Strengths and Weaknesses
Strengths:
- Diversified business model with strong performance across Institutional Securities, Wealth Management, and Investment Management segments
- Robust capital and liquidity position, exceeding regulatory requirements
- Disciplined expense management, as evidenced by the improvement in the expense efficiency ratio
- Ability to generate solid returns for shareholders, with ROE and ROTCE above 17% and 23%, respectively
- Consistent growth in net revenues, net income, and earnings per share
Weaknesses:
- Potential exposure to macroeconomic and market volatility, which could impact the firm’s trading and investment activities
- Reliance on unsecured financing, which could be affected by changes in market conditions or the firm’s credit ratings
- Ongoing regulatory scrutiny and the need to comply with evolving capital and liquidity requirements
Outlook and Future Considerations
The economic environment, client and investor confidence, and overall market sentiment deteriorated in 2025, as recent developments around global trade and government policies resulted in increased economic uncertainty and market volatility. Geopolitical risks, inflation, and the timing and pace of central bank actions related to interest rates present ongoing risks to the economic environment and growth.
These factors have impacted, and could continue to impact, capital markets and Morgan Stanley’s businesses. The firm is closely monitoring these developments and their potential effects on its future operating results.
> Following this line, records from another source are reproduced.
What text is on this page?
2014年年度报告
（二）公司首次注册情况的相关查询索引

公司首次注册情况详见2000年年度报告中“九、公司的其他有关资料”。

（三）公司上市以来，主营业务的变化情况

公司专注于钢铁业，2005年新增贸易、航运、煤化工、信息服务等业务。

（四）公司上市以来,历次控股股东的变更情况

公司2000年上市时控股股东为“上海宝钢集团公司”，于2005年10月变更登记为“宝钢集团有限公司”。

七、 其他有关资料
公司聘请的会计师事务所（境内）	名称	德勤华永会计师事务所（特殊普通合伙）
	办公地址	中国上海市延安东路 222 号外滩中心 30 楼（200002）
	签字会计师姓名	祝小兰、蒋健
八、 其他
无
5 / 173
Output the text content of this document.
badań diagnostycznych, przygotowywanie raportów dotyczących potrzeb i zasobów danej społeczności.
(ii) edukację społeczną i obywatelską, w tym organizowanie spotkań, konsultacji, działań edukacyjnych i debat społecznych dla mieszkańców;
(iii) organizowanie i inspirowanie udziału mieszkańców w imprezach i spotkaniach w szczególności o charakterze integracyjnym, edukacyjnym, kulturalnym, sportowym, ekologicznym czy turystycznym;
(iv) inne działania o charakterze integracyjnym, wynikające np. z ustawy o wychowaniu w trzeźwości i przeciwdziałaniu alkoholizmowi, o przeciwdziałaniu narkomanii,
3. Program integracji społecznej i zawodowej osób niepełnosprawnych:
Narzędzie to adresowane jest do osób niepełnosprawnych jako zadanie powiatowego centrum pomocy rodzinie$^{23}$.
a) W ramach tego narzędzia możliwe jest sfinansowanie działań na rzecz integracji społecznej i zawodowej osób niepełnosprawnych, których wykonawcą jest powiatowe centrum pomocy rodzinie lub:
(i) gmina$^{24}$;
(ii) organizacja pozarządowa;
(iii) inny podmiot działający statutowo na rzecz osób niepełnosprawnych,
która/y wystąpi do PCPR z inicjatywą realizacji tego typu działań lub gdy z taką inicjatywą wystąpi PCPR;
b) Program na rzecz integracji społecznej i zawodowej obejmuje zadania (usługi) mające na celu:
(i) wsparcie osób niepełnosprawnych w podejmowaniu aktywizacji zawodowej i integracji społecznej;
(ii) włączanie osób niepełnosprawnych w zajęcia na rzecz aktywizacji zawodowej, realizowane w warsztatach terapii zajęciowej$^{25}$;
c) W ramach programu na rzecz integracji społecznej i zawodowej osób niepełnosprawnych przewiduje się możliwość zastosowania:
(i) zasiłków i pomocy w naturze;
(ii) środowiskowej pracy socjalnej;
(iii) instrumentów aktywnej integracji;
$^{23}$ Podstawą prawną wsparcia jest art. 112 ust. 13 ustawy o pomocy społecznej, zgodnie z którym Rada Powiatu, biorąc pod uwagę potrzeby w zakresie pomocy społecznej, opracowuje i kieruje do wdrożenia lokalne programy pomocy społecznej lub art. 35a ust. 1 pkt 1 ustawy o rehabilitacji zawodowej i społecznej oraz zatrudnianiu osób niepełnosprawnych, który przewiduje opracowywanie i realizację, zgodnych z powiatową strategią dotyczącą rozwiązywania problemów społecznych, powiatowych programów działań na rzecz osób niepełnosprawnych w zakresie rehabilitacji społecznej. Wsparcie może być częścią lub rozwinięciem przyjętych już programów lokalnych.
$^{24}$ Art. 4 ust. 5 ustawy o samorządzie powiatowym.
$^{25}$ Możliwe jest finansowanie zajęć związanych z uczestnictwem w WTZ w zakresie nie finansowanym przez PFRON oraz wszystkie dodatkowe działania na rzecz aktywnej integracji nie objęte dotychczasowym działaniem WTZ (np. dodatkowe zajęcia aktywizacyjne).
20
Despite the challenging macroeconomic conditions, Morgan Stanley remains well-positioned to navigate the current environment. The company’s diversified business model, strong capital and liquidity position, and disciplined risk management provide a solid foundation for continued success.
Looking ahead, the firm will continue to focus on delivering exceptional client service, investing in its core businesses, and maintaining a prudent approach to risk management. By leveraging its strengths and addressing its weaknesses, Morgan Stanley is poised to capitalize on future growth opportunities and create long-term value for its shareholders.